Ceremonies With A Jewish And Interfaith Rabbi

By Dennis West


When it comes to getting married, there a number of important steps the bride and groom must take. It is often advised that the first step be to locate an officiant. Whether looking to acquire a local minister, pastor, priest or jewish and interfaith rabbi, these individuals often book up well in advance of events. As such, most couples are advised to request and reserve the services of an officiant or officiates as soon as having a date for the wedding.

While a rarity in the past, a number of Jewish rabbis are now performing interfaith weddings. Most common in the California Bay Area, rabbis are officiating interfaith marriages where others only co-officiate along side priests, ministers and pastors. In fact a recent survey which included 881 rabbis in America on such practices showed that the interfaith weddings are become more common.

More liberal rabbis whom offer these services still come from a place where no aspect of Judaism recognizes co-officiating as being of any tradition in the faith. Although, movements such as the reconstruction and reformation provide anonymity to rabbis whom do provide these services.
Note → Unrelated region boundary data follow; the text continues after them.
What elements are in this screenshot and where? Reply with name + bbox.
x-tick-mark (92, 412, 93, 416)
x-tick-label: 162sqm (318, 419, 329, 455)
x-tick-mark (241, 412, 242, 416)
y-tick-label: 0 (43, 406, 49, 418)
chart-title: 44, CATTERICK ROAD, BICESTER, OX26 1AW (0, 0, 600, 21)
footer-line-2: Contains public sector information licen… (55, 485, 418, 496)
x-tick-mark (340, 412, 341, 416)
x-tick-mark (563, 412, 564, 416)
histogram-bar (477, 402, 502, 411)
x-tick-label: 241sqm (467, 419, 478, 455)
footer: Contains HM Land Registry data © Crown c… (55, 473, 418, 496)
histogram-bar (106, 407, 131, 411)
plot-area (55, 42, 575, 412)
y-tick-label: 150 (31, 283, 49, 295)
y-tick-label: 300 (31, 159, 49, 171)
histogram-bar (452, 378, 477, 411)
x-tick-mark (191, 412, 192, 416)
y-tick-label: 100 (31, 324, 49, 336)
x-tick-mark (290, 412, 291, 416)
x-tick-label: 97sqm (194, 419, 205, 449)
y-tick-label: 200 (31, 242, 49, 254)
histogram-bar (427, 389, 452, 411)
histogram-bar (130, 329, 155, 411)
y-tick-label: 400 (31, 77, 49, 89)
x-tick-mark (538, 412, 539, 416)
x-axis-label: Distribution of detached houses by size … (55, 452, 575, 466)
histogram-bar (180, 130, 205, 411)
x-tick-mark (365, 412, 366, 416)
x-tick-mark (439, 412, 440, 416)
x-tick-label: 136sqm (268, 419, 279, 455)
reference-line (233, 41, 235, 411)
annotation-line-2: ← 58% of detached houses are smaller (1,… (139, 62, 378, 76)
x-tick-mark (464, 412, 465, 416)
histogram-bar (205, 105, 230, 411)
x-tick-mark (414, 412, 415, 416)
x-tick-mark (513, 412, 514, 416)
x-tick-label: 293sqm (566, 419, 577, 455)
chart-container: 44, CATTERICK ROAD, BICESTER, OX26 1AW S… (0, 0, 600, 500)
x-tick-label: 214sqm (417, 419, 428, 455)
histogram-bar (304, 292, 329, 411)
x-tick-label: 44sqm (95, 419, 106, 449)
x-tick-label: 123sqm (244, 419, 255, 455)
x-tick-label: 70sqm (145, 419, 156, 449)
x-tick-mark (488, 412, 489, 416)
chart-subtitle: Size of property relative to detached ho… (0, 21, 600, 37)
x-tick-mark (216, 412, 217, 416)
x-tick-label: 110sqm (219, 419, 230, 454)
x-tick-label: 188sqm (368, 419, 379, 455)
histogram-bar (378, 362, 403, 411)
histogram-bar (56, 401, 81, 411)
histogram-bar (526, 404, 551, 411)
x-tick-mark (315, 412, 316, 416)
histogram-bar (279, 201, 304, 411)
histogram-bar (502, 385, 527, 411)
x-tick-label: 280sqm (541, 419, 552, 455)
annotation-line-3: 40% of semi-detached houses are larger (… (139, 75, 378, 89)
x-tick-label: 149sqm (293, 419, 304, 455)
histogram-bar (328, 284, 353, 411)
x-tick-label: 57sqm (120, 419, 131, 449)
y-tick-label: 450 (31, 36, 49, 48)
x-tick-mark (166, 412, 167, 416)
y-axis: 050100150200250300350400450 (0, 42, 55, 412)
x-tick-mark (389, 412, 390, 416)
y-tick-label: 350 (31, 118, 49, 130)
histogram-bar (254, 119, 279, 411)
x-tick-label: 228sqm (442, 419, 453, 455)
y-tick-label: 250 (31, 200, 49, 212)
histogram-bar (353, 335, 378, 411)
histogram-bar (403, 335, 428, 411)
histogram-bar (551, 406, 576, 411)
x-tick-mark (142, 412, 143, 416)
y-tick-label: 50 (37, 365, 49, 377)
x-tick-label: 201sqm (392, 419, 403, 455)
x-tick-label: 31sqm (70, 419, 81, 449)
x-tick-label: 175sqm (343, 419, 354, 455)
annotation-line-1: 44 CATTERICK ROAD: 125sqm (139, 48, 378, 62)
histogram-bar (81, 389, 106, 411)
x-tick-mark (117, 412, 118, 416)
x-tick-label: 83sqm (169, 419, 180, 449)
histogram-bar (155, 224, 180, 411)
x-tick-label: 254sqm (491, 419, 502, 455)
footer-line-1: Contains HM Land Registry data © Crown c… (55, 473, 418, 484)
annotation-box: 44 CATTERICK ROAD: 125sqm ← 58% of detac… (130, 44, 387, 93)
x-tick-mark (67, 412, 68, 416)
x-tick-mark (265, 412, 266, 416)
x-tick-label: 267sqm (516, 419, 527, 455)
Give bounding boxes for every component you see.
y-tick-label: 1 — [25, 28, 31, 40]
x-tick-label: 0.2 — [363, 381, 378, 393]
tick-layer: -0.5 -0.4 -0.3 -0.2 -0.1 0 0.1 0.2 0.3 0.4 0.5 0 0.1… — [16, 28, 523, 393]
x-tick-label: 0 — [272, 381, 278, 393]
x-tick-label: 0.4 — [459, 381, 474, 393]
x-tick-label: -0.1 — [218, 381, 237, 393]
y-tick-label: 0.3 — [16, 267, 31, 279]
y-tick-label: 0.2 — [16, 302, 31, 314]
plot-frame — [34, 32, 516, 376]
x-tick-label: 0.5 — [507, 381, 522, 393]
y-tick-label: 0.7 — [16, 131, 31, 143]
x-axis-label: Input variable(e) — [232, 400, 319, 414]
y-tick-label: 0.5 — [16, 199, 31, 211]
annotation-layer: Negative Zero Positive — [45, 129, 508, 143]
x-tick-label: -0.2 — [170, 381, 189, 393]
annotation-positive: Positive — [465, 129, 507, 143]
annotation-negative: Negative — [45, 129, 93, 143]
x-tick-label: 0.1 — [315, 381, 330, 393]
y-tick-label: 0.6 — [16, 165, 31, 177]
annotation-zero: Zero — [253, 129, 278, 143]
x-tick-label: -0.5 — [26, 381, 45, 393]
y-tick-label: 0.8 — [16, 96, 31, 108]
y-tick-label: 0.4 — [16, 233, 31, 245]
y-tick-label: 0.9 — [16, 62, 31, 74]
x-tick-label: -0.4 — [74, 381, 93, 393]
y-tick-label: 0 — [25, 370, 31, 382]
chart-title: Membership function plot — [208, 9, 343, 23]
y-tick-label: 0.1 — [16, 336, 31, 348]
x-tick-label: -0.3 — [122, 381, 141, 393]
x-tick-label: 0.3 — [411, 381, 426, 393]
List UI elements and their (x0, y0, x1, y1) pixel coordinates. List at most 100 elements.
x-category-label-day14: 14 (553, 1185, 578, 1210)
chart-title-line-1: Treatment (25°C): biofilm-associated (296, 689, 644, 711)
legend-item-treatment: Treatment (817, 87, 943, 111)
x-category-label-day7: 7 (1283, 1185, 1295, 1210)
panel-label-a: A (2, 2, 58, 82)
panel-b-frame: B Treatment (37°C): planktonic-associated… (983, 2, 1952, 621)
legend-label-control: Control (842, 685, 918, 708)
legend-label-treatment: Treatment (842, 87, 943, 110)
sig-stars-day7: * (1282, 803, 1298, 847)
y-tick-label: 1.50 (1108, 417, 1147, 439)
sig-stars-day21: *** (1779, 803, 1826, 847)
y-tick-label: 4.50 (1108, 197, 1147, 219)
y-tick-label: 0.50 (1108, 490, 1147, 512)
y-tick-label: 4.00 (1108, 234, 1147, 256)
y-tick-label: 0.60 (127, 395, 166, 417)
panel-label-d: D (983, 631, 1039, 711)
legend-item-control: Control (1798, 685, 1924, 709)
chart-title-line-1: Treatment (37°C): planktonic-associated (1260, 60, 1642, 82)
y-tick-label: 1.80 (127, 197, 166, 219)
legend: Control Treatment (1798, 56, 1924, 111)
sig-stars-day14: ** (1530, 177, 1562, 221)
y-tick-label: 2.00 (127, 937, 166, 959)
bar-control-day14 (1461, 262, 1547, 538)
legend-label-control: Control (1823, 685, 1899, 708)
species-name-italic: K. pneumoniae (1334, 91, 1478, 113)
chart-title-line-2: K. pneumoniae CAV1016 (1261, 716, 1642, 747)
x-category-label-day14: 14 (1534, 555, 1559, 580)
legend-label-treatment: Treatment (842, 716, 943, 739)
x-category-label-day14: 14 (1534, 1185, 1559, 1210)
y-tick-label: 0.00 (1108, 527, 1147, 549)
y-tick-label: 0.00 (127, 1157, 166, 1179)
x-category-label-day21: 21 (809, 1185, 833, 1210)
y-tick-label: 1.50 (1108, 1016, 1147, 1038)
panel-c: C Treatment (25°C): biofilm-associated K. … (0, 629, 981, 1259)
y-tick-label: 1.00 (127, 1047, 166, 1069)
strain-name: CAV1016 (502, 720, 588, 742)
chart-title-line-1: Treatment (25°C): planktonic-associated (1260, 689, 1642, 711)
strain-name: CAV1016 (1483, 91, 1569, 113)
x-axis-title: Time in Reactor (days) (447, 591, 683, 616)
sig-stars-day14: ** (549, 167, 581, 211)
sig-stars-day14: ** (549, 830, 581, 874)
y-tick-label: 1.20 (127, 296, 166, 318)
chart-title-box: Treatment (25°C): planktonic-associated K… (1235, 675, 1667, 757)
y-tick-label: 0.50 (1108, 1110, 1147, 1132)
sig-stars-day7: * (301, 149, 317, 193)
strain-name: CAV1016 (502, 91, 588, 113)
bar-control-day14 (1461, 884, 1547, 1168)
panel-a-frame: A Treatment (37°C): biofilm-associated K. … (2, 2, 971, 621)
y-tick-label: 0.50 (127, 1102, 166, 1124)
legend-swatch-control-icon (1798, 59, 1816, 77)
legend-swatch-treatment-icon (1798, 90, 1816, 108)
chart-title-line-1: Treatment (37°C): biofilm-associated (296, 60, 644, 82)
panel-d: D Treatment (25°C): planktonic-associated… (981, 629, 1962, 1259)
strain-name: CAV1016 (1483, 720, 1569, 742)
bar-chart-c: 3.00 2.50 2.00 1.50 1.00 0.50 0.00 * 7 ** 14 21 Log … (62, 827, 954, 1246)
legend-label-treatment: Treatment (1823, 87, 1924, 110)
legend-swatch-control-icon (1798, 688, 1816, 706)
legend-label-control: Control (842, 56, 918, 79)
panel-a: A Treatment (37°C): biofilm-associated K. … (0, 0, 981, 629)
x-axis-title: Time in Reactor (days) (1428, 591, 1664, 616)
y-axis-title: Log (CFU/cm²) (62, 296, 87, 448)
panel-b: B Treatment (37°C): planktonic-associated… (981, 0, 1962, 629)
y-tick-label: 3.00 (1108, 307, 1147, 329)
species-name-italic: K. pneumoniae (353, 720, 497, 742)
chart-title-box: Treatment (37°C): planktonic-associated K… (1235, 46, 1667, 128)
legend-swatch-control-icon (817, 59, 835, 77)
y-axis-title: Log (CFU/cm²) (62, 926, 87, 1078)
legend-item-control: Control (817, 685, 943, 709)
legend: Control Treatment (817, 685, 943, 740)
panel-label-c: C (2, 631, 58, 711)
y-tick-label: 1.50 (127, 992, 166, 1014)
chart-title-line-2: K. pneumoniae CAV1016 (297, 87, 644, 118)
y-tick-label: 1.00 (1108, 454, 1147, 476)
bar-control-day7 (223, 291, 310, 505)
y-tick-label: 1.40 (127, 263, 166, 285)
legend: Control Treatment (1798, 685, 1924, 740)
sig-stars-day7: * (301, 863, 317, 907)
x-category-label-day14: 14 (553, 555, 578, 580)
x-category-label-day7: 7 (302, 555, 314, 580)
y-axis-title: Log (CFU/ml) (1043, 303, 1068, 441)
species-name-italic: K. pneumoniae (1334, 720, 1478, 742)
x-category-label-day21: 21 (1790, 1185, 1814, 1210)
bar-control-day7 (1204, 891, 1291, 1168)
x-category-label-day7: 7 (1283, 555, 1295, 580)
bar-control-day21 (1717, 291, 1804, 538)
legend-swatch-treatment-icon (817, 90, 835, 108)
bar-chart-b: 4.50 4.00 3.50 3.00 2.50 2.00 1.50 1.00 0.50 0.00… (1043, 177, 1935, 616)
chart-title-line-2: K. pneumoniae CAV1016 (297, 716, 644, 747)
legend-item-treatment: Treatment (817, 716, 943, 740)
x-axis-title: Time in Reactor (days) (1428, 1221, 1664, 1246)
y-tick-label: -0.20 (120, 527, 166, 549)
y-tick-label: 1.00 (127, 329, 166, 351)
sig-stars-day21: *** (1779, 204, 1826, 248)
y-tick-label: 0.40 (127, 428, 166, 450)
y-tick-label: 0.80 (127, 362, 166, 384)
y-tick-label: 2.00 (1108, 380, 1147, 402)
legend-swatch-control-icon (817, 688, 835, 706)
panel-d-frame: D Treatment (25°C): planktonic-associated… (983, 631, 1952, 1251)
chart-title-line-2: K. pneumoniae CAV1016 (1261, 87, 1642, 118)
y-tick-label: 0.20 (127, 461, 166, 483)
Whereas, more conservative rabbis are not allowed to officiate or co-officiate any event which includes aspects outside of the Orthodox Jewish faith.

A large number of respondents from each of these two groups suggested they would officiate at mixed-faith weddings on an ongoing basis. Whereas twenty five percent answered yes as to the question of whether or not the officiant would provide these services. While twenty percent said they would only co-officiate along side an officiant from another faith as long as the readings contained no relation to theological references with regards to faiths other than Judaism.

One Northern California Rabbi whom is director of the InterfaithFamily non-profit group based in the Bay Area suggested the findings were anything but surprising. For, these services while now more common were still extremely non-traditional. At the same time, finding an interfaith rabbi to officiate or co-officiate a mixed-faith wedding can still be difficult, especially in the more conservative areas of the United States.

Some rabbis have noted that when officiating these non-traditional weddings, it can often be easier to connect with the couple for counseling when and where necessary. For, there are a number of uncharted areas when it comes to mixed-faith households. In most cases, these areas relate to how to honor each faith, raise children and how to become involved in events being held at a church, synagogue or temple.

In a day and age when individuals can become ordained ministers online, one Jewish officiant suggest that it is a good sign when a couple requests the services of a rabbi. For, it shows that faith is an important aspect of the relationship. While a member of the more conservative movement that does not allow rabbis to co-officiate, the officiant also said it would be something to consider if there changes to this rule in the future.

It should be noted that rabbis whom officiate or co-officiate at these events reside mostly in liberal areas. While this is the case, these individuals still hold on tight to Jewish rituals and beliefs. As such, while a bride or groom may be of the Christian faith, most rabbis will not allow the use of terms such as Lord, Savior or Jesus Christ during the ceremony.